6. NGOs are working to ensure that newborns have access to health care. Despite overall life expectancy in the Dominican Republic improving, the country continues to have the second highest infant mortality rates in Latin America and The Caribbean. These rates prove the highest in rural areas. NGOs such as “Project Hope” continue to donate medical supplies and establish health facilities to the poorest of Dominican regions in order to diminish infant mortality rates.

7. The National Institute of Student Welfare has made the health of schoolchildren ages 5-9 years old a priority. The implementation of the School Meals Program works to combat child malnourishment. Just as well, the institute’s deworming health campaign serves to ensure the healthy well-being of schoolchildren. Measures such as these not only promote a healthy learning environment in schools nationwide but can influence the quality and longevity of a child’s life. 

8. THe INAPA set up a drinking water monitoring system in order to monitor water quality in numerous provinces. This effort serves to combat clean water accessibility problems, particularly in disproportionately affected rural areas. While 1 in every 10 urban homes do not use an improved water source, this ratio increases drastically to 1 in 4 in rural homes. Basic sanitation standards in rural regions are thus far less likely to be met, contributing to the 2010 cholera outbreak. Access to clean water in these areas would serve to improve health standards and further increase life expectancy in The Dominican Republic.

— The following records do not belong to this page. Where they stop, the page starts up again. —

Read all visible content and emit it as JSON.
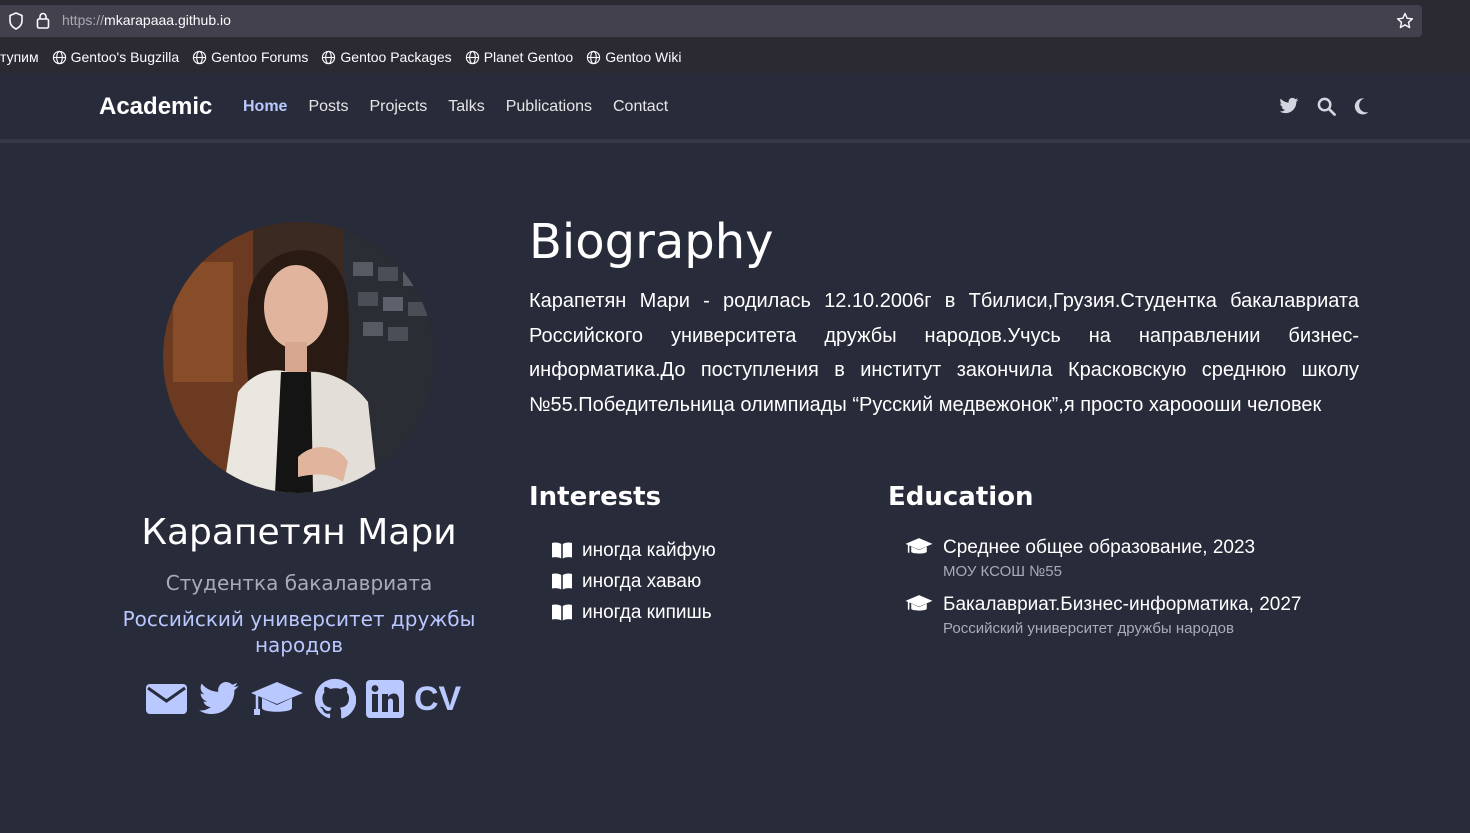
{
  "browser": {
    "url_proto": "https://",
    "url_host": "mkarapaaa.github.io",
    "bookmarks": [
      "тупим",
      "Gentoo's Bugzilla",
      "Gentoo Forums",
      "Gentoo Packages",
      "Planet Gentoo",
      "Gentoo Wiki"
    ]
  },
  "navbar": {
    "brand": "Academic",
    "links": [
      "Home",
      "Posts",
      "Projects",
      "Talks",
      "Publications",
      "Contact"
    ],
    "active": "Home",
    "icons": [
      "twitter-icon",
      "search-icon",
      "moon-icon"
    ]
  },
  "profile": {
    "name": "Карапетян Мари",
    "role": "Студентка бакалавриата",
    "organization": "Российский университет дружбы народов",
    "social_icons": [
      "envelope-icon",
      "twitter-icon",
      "graduation-cap-icon",
      "github-icon",
      "linkedin-icon"
    ],
    "cv_label": "CV"
  },
  "biography": {
    "title": "Biography",
    "text": "Карапетян Мари - родилась 12.10.2006г в Тбилиси,Грузия.Студентка бакалавриата Российского университета дружбы народов.Учусь на направлении бизнес-информатика.До поступления в институт закончила Красковскую среднюю школу №55.Победительница олимпиады “Русский медвежонок”,я просто харoooши человек"
  },
  "interests": {
    "title": "Interests",
    "items": [
      "иногда кайфую",
      "иногда хаваю",
      "иногда кипишь"
    ]
  },
  "education": {
    "title": "Education",
    "items": [
      {
        "course": "Среднее общее образование, 2023",
        "institution": "МОУ КСОШ №55"
      },
      {
        "course": "Бакалавриат.Бизнес-информатика, 2027",
        "institution": "Российский университет дружбы народов"
      }
    ]
  },
  "colors": {
    "background": "#282b39",
    "accent": "#b9c8ff",
    "muted": "#a8abb8"
  }
}
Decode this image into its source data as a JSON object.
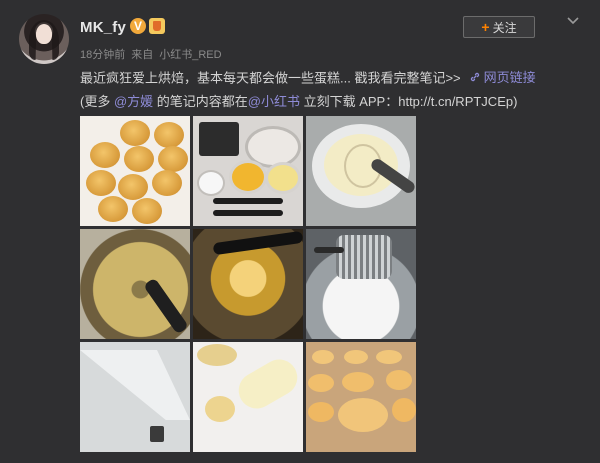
{
  "post": {
    "username": "MK_fy",
    "verified_badge": "V",
    "meta_time": "18分钟前",
    "meta_from": "来自",
    "meta_source": "小红书_RED",
    "follow_label": "关注",
    "line1_text": "最近疯狂爱上烘焙，基本每天都会做一些蛋糕... 戳我看完整笔记>>",
    "weblink_label": "网页链接",
    "line2_prefix": "(更多 ",
    "mention_user": "@方媛",
    "line2_mid": " 的笔记内容都在",
    "mention_app": "@小红书",
    "line2_suffix": " 立刻下载 APP：http://t.cn/RPTJCEp)"
  },
  "colors": {
    "background": "#2f2f31",
    "link": "#8e8bd6",
    "follow_plus": "#ff8200",
    "badge_v": "#f2a93b"
  },
  "icons": {
    "verified": "verified-v-icon",
    "level": "level-badge-icon",
    "follow": "plus-icon",
    "menu": "chevron-down-icon",
    "weblink": "link-icon"
  },
  "images": [
    {
      "name": "photo-baked-cookies"
    },
    {
      "name": "photo-ingredients"
    },
    {
      "name": "photo-whisk-bowl"
    },
    {
      "name": "photo-butter-mixing"
    },
    {
      "name": "photo-egg-yolk-mixing"
    },
    {
      "name": "photo-sifting-flour"
    },
    {
      "name": "photo-piping-bag"
    },
    {
      "name": "photo-piping-dough"
    },
    {
      "name": "photo-tray-cookies"
    }
  ]
}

9. The “Hospitals Safe from Disasters” initiative was implemented in order to ensure that hospitals wouldn’t collapse in the event of a natural disaster. The he Dominican Republic is vulnerable to extreme weather phenomena, and thus the initiative makes certain that health facilities consist of certified safety evaluators. Moreover, the initiative provides guidelines for stable hospital design. The initiative upholds the Dominican Republic’s increasing life expectancy trend not only by protecting vulnerable civilian lives from disasters. Furthermore, it prevents economic strains that may ensue from infrastructure damage. As established by the World Bank, national economics directly correlates with life expectancy. 

10. Further increasing the Dominican Republic’s life expectancy requires targeting young people’s education. 20 percent of adolescents have neither studied nor worked, and these individuals compromise a significant portion of the impoverished Dominican population. These adolescents face stagnant socio-economic statuses and inferior health, affected by high STI and obesity rates. According to The Global Partnership for Education, efforts to provide access to schooling can increase an adolescent’s chance of having a healthier life. Sustainable education projects facilitated by NGO, private sector, and public sector partnerships at the local level would likely be most successful. 

Conclusion

With each passing year, living conditions in the Dominican Republic continue to consistently improve as a result of new economic programs that support a growing middle class, government policies that ensure human security, and NGO action that increases accessibility to medical assistance. To further increase the Dominican life expectancy rate, these initiatives must expand to include marginalized groups and impoverished populations; only then will the Dominican Republic be able to compete among developed nations.

The views expressed by the author do not necessarily reflect those of the Glimpse from the Globe staff, editors or governors.